By Bridget Mountain, Real Change
You can’t judge a book by its cover. That’s what James Jenkins wants you to remember when interacting with people. Just because someone is selling Real Change doesn’t necessarily mean they are homeless and just because someone might be slurring their words doesn’t mean that someone is intoxicated.

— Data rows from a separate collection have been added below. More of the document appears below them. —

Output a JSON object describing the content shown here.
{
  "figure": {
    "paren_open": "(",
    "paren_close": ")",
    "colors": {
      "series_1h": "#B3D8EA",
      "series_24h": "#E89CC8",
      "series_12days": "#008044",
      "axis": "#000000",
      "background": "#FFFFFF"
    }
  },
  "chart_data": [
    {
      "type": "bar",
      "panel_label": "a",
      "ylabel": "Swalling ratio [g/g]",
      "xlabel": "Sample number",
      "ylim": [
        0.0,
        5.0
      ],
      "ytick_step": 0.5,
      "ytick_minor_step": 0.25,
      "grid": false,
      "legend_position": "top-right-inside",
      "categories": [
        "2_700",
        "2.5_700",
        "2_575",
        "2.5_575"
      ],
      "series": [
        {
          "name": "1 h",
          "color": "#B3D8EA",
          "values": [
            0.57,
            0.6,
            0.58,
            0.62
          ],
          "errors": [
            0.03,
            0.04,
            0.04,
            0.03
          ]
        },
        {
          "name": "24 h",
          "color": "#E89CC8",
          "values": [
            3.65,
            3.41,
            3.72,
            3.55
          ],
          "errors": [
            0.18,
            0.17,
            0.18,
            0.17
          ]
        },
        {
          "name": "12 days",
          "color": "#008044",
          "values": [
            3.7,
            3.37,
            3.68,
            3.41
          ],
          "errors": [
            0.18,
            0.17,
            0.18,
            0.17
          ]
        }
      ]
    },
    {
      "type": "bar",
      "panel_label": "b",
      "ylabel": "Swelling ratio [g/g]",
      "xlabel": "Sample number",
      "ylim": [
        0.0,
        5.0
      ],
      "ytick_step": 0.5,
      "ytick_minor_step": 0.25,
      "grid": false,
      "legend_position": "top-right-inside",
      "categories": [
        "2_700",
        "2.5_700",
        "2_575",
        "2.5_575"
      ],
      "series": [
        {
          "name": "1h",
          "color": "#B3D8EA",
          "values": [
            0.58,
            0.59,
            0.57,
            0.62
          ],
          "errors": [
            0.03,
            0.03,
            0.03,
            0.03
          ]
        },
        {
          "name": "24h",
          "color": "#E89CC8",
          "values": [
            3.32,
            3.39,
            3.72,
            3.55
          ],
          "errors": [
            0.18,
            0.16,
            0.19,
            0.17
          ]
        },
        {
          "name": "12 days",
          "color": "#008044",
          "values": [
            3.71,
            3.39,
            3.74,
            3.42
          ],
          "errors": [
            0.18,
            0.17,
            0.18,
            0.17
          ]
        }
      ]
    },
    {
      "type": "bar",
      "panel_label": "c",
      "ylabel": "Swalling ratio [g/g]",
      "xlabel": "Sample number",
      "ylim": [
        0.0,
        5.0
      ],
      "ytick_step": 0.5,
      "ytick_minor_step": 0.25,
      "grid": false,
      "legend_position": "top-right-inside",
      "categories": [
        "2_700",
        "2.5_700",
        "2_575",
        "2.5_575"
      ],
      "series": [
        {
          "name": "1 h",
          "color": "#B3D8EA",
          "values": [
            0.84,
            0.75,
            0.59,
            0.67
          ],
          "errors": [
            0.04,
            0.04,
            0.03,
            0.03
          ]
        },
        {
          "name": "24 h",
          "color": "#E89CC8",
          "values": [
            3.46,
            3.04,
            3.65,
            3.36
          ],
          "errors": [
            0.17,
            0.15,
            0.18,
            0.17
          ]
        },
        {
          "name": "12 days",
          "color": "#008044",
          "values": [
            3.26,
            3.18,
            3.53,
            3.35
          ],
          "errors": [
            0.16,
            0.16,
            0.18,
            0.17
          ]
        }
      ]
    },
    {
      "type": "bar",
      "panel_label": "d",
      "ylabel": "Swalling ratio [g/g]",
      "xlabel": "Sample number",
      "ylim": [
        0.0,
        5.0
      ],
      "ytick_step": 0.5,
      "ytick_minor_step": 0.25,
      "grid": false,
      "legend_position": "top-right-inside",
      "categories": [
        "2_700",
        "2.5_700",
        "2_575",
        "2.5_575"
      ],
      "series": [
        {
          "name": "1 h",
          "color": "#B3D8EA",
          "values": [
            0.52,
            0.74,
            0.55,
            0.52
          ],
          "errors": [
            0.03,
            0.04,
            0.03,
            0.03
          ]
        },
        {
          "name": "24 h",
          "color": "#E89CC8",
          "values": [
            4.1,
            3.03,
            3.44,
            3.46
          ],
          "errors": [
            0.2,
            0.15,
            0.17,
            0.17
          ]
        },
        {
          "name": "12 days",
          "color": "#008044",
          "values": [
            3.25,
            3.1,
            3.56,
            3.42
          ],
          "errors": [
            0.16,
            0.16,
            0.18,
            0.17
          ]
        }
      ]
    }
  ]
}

Jenkins has Acute Disseminated Encephalomyelitis (ADEM), a rare neurological disorder. The symptoms include confusion, trouble swallowing and weakness of the arms or legs. “I was talking with my friend and he noticed that I was acting strange,” Jenkins recalls. “My speech was funny and was slurred. He worked at a disability clinic and had me wait for him to finish. The next day, I didn’t even want to shower, but he pushed me to do it and then took me to the hospital.”
At the hospital, the doctor knew something was wrong, but wasn’t equipped enough to handle it. At that time, Jenkins was living in Idaho, where he grew up. “[The doctor] had me life flown to Seattle and, in order to do that, my friend had to call my mom and tell her that I was on my way to Seattle,” Jenkins says.
At the time, Jenkins was in college. He had to leave school for a while because he had to get his ADEM under control. “As soon as I dropped out of school, I was dropped from my insurance,” Jenkins says. Thankfully, he was accepted at Harborview, where they took over his Medicare. He stayed at Harborview for over a month before they diagnosed him with ADEM.
Jenkins copes with the disease as well as he can.
It still causes slurred or slower speech, weakness, numbness, short-term memory loss and a loss of balance. Thankfully, he has Social Security Income and Social Security Disability Income to help him out because he can’t work a desk job with his disability.
Jenkins has three brothers. His parents divorced when he was young, and he’s only close with one of them. As a result of being born and raised in Idaho, Jenkins is always asked if he was raised in the LDS church [The Church of Jesus of Latter-day Saints].
“You’re not the first person to ask me that, surprisingly,” Jenkins responds, with a smile that seems permanently etched on his face. “My dad was Mormon and my mom was Christian. My mom raised me to believe in whatever I want to believe in.”
While he liked growing up in Idaho, Seattle was somewhere he always wanted to be.
Today, Jenkins is living in Seattle. He is currently selling Real Change [which he’s been doing since July 2018] to supplement his SSI and SSDI because his ADEM doesn’t allow for a lot of nine-to-five jobs. Real Change allows him to work when he feels up to it.
It’s also helping him to save for hearing aids, which aren’t covered by his insurance and cost $6,000.